Life insurance is one of the best ways to secure your family’s future, but choosing the right type and deciding how much to purchase can be confusing. Read below to learn more about how whole life insurance works and how to buy a policy.

If you’re in the market for life insurance then you can start by getting a free price quote so you know exactly what to expect.

What is whole life insurance?

Whole life insurance is a type of permanent insurance policy with two components: a death benefit and a cash value. The death benefit is the amount your beneficiaries will receive if you pass away while the policy is active. 

The cash value is an amount that builds up in the policy over time. It usually takes years to accrue a substantial amount of cash value. Once you have a decent cash value, however, you can withdraw it or borrow against it. Some consumers use the cash value for emergency expenses. It can also be used to pay off debt, make household repairs or many other things. 

How to buy whole life insurance

The first step is deciding how much life insurance you need to buy. Whole life insurance is usually sold in $50,000 or $100,000 increments, depending on the company. For example, if you need $325,000 in coverage, you will usually have to choose between a $300,000 or a $350,000 policy.

After you decide on the policy amount, you can apply for coverage. A life insurance application will include demographic, medical and lifestyle questions. After you submit the application, the insurance company will conduct its own investigation to verify your medical records. 

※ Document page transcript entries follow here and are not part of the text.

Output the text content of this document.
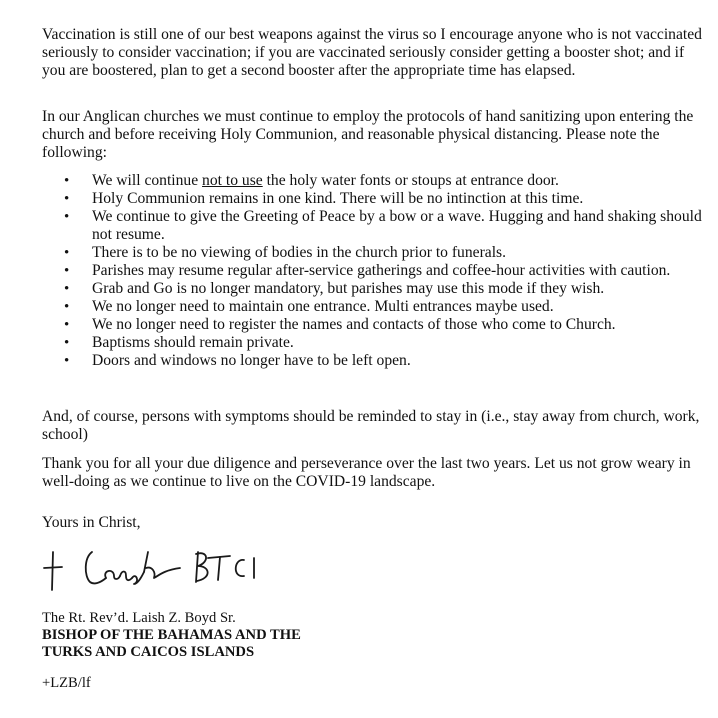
Vaccination is still one of our best weapons against the virus so I encourage anyone who is not vaccinated seriously to consider vaccination; if you are vaccinated seriously consider getting a booster shot; and if you are boostered, plan to get a second booster after the appropriate time has elapsed.

In our Anglican churches we must continue to employ the protocols of hand sanitizing upon entering the church and before receiving Holy Communion, and reasonable physical distancing. Please note the following:

• We will continue not to use the holy water fonts or stoups at entrance door.
• Holy Communion remains in one kind. There will be no intinction at this time.
• We continue to give the Greeting of Peace by a bow or a wave. Hugging and hand shaking should not resume.
• There is to be no viewing of bodies in the church prior to funerals.
• Parishes may resume regular after-service gatherings and coffee-hour activities with caution.
• Grab and Go is no longer mandatory, but parishes may use this mode if they wish.
• We no longer need to maintain one entrance. Multi entrances maybe used.
• We no longer need to register the names and contacts of those who come to Church.
• Baptisms should remain private.
• Doors and windows no longer have to be left open.

And, of course, persons with symptoms should be reminded to stay in (i.e., stay away from church, work, school)

Thank you for all your due diligence and perseverance over the last two years. Let us not grow weary in well-doing as we continue to live on the COVID-19 landscape.

Yours in Christ,

The Rt. Rev’d. Laish Z. Boyd Sr.
BISHOP OF THE BAHAMAS AND THE
TURKS AND CAICOS ISLANDS
+LZB/lf
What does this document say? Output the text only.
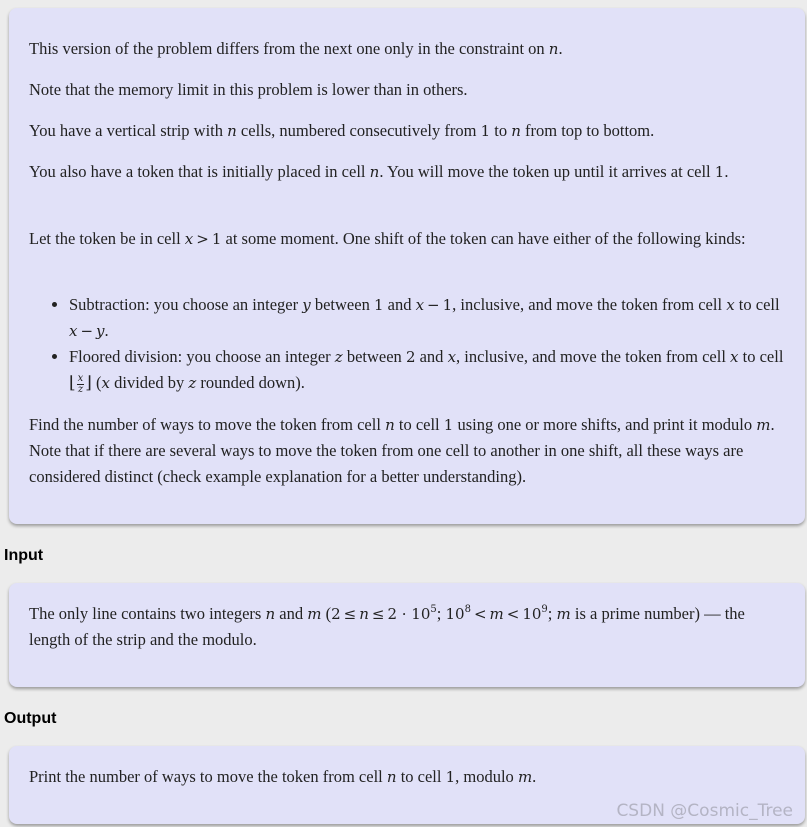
This version of the problem differs from the next one only in the constraint on n.

Note that the memory limit in this problem is lower than in others.

You have a vertical strip with n cells, numbered consecutively from 1 to n from top to bottom.

You also have a token that is initially placed in cell n. You will move the token up until it arrives at cell 1.

Let the token be in cell x > 1 at some moment. One shift of the token can have either of the following kinds:

• Subtraction: you choose an integer y between 1 and x − 1, inclusive, and move the token from cell x to cell x − y.
• Floored division: you choose an integer z between 2 and x, inclusive, and move the token from cell x to cell ⌊ $\frac{x}{z}$ ⌋ (x divided by z rounded down).

Find the number of ways to move the token from cell n to cell 1 using one or more shifts, and print it modulo m. Note that if there are several ways to move the token from one cell to another in one shift, all these ways are considered distinct (check example explanation for a better understanding).

Input

The only line contains two integers n and m ($2 \le n \le 2 \cdot 10^5$; $10^8 < m < 10^9$; m is a prime number) — the length of the strip and the modulo.

Output

Print the number of ways to move the token from cell n to cell 1, modulo m.

CSDN @Cosmic_Tree
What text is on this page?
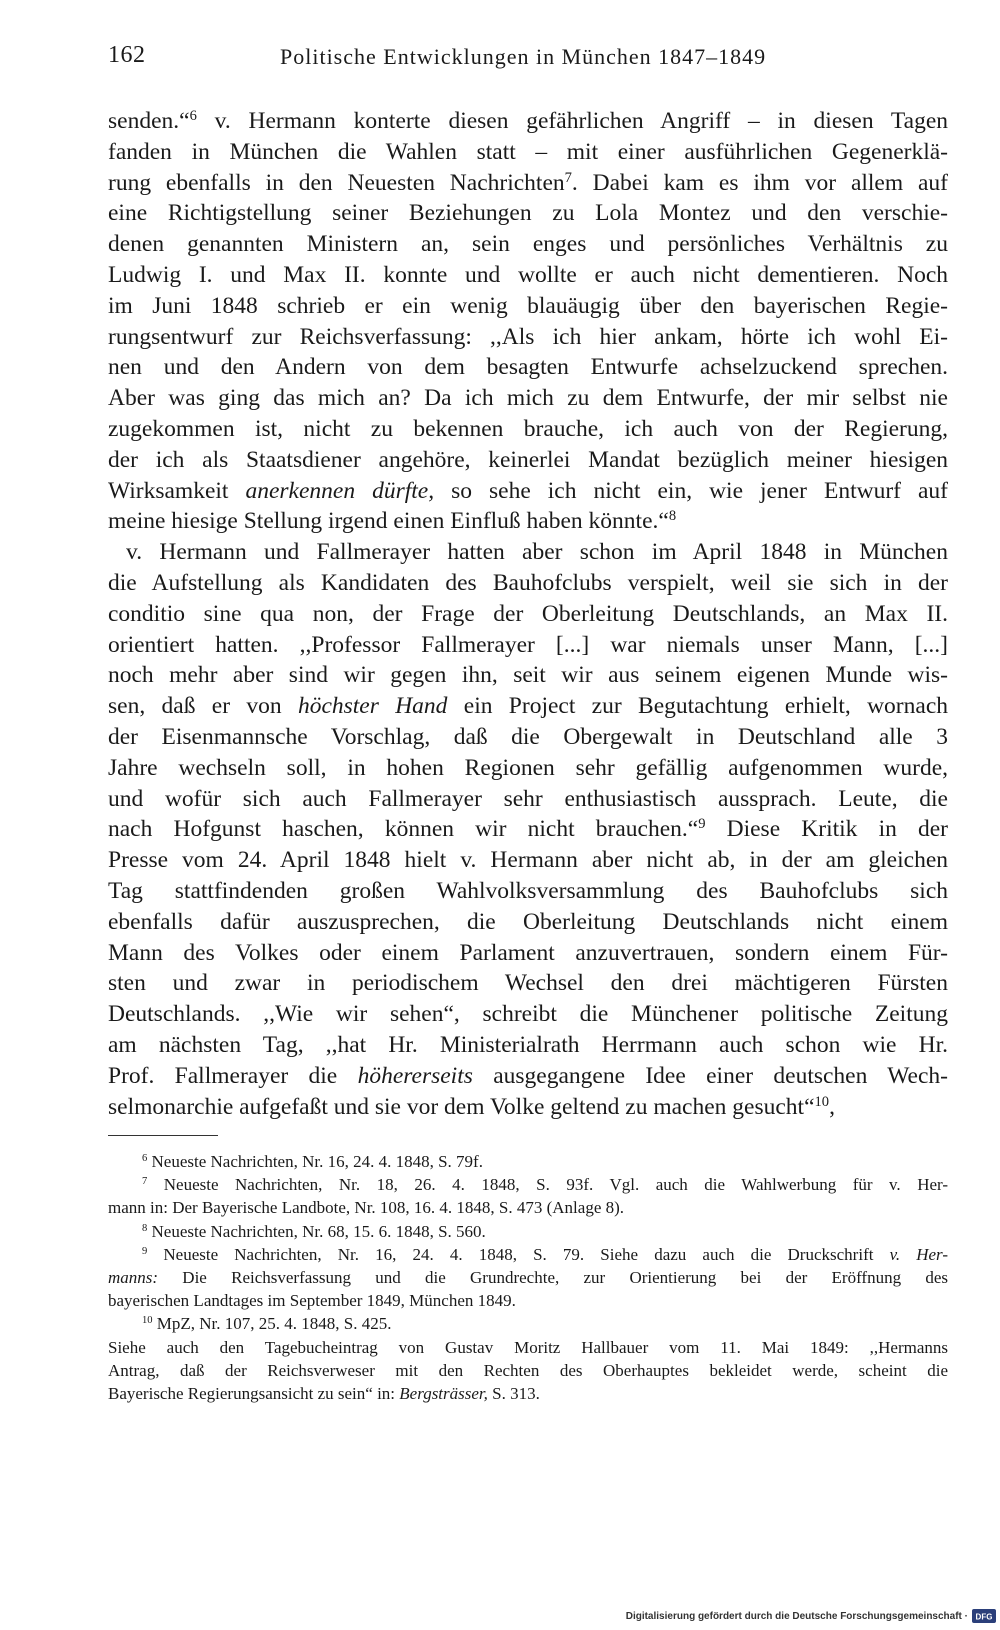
162	Politische Entwicklungen in München 1847–1849
senden.“$^6$ v. Hermann konterte diesen gefährlichen Angriff – in diesen Tagen
fanden in München die Wahlen statt – mit einer ausführlichen Gegenerklä-
rung ebenfalls in den Neuesten Nachrichten$^7$. Dabei kam es ihm vor allem auf
eine Richtigstellung seiner Beziehungen zu Lola Montez und den verschie-
denen genannten Ministern an, sein enges und persönliches Verhältnis zu
Ludwig I. und Max II. konnte und wollte er auch nicht dementieren. Noch
im Juni 1848 schrieb er ein wenig blauäugig über den bayerischen Regie-
rungsentwurf zur Reichsverfassung: ,,Als ich hier ankam, hörte ich wohl Ei-
nen und den Andern von dem besagten Entwurfe achselzuckend sprechen.
Aber was ging das mich an? Da ich mich zu dem Entwurfe, der mir selbst nie
zugekommen ist, nicht zu bekennen brauche, ich auch von der Regierung,
der ich als Staatsdiener angehöre, keinerlei Mandat bezüglich meiner hiesigen
Wirksamkeit anerkennen dürfte, so sehe ich nicht ein, wie jener Entwurf auf
meine hiesige Stellung irgend einen Einfluß haben könnte.“$^8$
v. Hermann und Fallmerayer hatten aber schon im April 1848 in München
die Aufstellung als Kandidaten des Bauhofclubs verspielt, weil sie sich in der
conditio sine qua non, der Frage der Oberleitung Deutschlands, an Max II.
orientiert hatten. ,,Professor Fallmerayer [...] war niemals unser Mann, [...]
noch mehr aber sind wir gegen ihn, seit wir aus seinem eigenen Munde wis-
sen, daß er von höchster Hand ein Project zur Begutachtung erhielt, wornach
der Eisenmannsche Vorschlag, daß die Obergewalt in Deutschland alle 3
Jahre wechseln soll, in hohen Regionen sehr gefällig aufgenommen wurde,
und wofür sich auch Fallmerayer sehr enthusiastisch aussprach. Leute, die
nach Hofgunst haschen, können wir nicht brauchen.“$^9$ Diese Kritik in der
Presse vom 24. April 1848 hielt v. Hermann aber nicht ab, in der am gleichen
Tag stattfindenden großen Wahlvolksversammlung des Bauhofclubs sich
ebenfalls dafür auszusprechen, die Oberleitung Deutschlands nicht einem
Mann des Volkes oder einem Parlament anzuvertrauen, sondern einem Für-
sten und zwar in periodischem Wechsel den drei mächtigeren Fürsten
Deutschlands. ,,Wie wir sehen“, schreibt die Münchener politische Zeitung
am nächsten Tag, ,,hat Hr. Ministerialrath Herrmann auch schon wie Hr.
Prof. Fallmerayer die höhererseits ausgegangene Idee einer deutschen Wech-
selmonarchie aufgefaßt und sie vor dem Volke geltend zu machen gesucht“$^{10}$,
$^6$ Neueste Nachrichten, Nr. 16, 24. 4. 1848, S. 79f.
$^7$ Neueste Nachrichten, Nr. 18, 26. 4. 1848, S. 93f. Vgl. auch die Wahlwerbung für v. Her-
mann in: Der Bayerische Landbote, Nr. 108, 16. 4. 1848, S. 473 (Anlage 8).
$^8$ Neueste Nachrichten, Nr. 68, 15. 6. 1848, S. 560.
$^9$ Neueste Nachrichten, Nr. 16, 24. 4. 1848, S. 79. Siehe dazu auch die Druckschrift v. Her-
manns: Die Reichsverfassung und die Grundrechte, zur Orientierung bei der Eröffnung des
bayerischen Landtages im September 1849, München 1849.
$^{10}$ MpZ, Nr. 107, 25. 4. 1848, S. 425.
Siehe auch den Tagebucheintrag von Gustav Moritz Hallbauer vom 11. Mai 1849: ,,Hermanns
Antrag, daß der Reichsverweser mit den Rechten des Oberhauptes bekleidet werde, scheint die
Bayerische Regierungsansicht zu sein“ in: Bergsträsser, S. 313.
Digitalisierung gefördert durch die Deutsche Forschungsgemeinschaft · DFG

Once the investigation is complete, the insurance company will approve, deny, delay or counteroffer your request. If you are approved, you will have a firm deadline to activate the policy and start making payments. 

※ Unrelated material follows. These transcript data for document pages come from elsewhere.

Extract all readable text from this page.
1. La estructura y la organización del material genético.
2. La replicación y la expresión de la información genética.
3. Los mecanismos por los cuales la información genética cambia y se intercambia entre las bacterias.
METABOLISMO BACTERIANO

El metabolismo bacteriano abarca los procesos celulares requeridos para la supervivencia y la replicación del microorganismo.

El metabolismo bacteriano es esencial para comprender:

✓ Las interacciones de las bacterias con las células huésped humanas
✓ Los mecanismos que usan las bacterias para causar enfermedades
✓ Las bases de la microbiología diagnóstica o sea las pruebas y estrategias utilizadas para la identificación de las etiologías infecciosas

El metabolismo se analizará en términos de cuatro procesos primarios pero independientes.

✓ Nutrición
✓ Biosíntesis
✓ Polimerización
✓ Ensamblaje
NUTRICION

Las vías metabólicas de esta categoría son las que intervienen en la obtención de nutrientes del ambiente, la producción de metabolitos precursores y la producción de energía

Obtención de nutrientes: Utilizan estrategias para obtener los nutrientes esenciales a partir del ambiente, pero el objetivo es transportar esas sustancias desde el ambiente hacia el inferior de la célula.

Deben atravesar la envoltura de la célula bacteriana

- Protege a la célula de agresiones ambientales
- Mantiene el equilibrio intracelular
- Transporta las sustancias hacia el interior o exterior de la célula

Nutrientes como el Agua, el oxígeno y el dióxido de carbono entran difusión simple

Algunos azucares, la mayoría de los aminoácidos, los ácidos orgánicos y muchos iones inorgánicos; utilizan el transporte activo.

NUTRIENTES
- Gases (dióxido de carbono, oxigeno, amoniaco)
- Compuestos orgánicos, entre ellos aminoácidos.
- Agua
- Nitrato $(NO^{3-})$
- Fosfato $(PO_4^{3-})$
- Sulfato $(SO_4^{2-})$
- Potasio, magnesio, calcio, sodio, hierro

A policy may be denied if you have extensive underlying health conditions or lifestyle choices that are a red flag for the insurance company. For example, if you’re currently receiving cancer treatment or frequently go skydiving, your application may be rejected.

If your request is delayed, the insurance company may postpone approval until a certain time. This usually happens if you have surgery or another medical procedure scheduled. After that event occurs, you can request for the insurance company to review your application again.

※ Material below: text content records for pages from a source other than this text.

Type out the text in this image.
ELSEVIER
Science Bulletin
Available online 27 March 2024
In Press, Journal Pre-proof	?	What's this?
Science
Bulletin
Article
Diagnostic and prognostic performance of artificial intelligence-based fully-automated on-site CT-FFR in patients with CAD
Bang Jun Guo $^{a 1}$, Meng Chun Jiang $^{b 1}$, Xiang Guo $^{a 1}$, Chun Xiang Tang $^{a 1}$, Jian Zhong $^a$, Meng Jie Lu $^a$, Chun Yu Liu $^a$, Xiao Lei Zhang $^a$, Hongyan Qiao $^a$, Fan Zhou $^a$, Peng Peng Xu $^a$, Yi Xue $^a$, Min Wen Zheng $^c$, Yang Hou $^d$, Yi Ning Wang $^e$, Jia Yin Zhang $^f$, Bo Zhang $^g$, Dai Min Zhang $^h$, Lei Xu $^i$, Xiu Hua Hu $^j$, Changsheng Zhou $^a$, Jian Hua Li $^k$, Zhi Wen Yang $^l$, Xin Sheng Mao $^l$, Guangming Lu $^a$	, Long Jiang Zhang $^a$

“Counteroffer means they probably found something they didn’t like and are modifying the application,” said financial planner Dustin G. Suttle, CFP of Suttle Crossland Wealth Advisors. “This may mean increasing premiums, decreasing face value or adding exclusions, such as an aviation exclusion for private pilots.”

You can get a free price quote online now to see what you’re eligible for or you can use the table below to start comparing providers.

Who needs whole life insurance?

Individuals who want to leave behind a legacy to their family can purchase whole life insurance. Wealthy families who are worried about estate taxes often buy a policy to protect their beneficiaries. This mostly applies if you are gifting assets that are hard to sell but will result in estate taxes. 

“You can use the death benefit proceeds from life insurance to avoid having to sell any ownership of that asset or other assets,” said financial planner Kevin Lao, CFP of Imagine Financial Security, LLC.

Many people choose to buy term life coverage instead of whole because their family’s financial needs will decrease as they get older. But that isn’t true for everyone. For example, if your spouse has a pension that will end when they die – and you rely on that pension to cover your expenses in retirement – you may need a whole life policy instead of a term policy. 

Some parents buy a whole life policy for their children when they’re born just in case they develop a serious illness or condition later on that will make them uninsurable.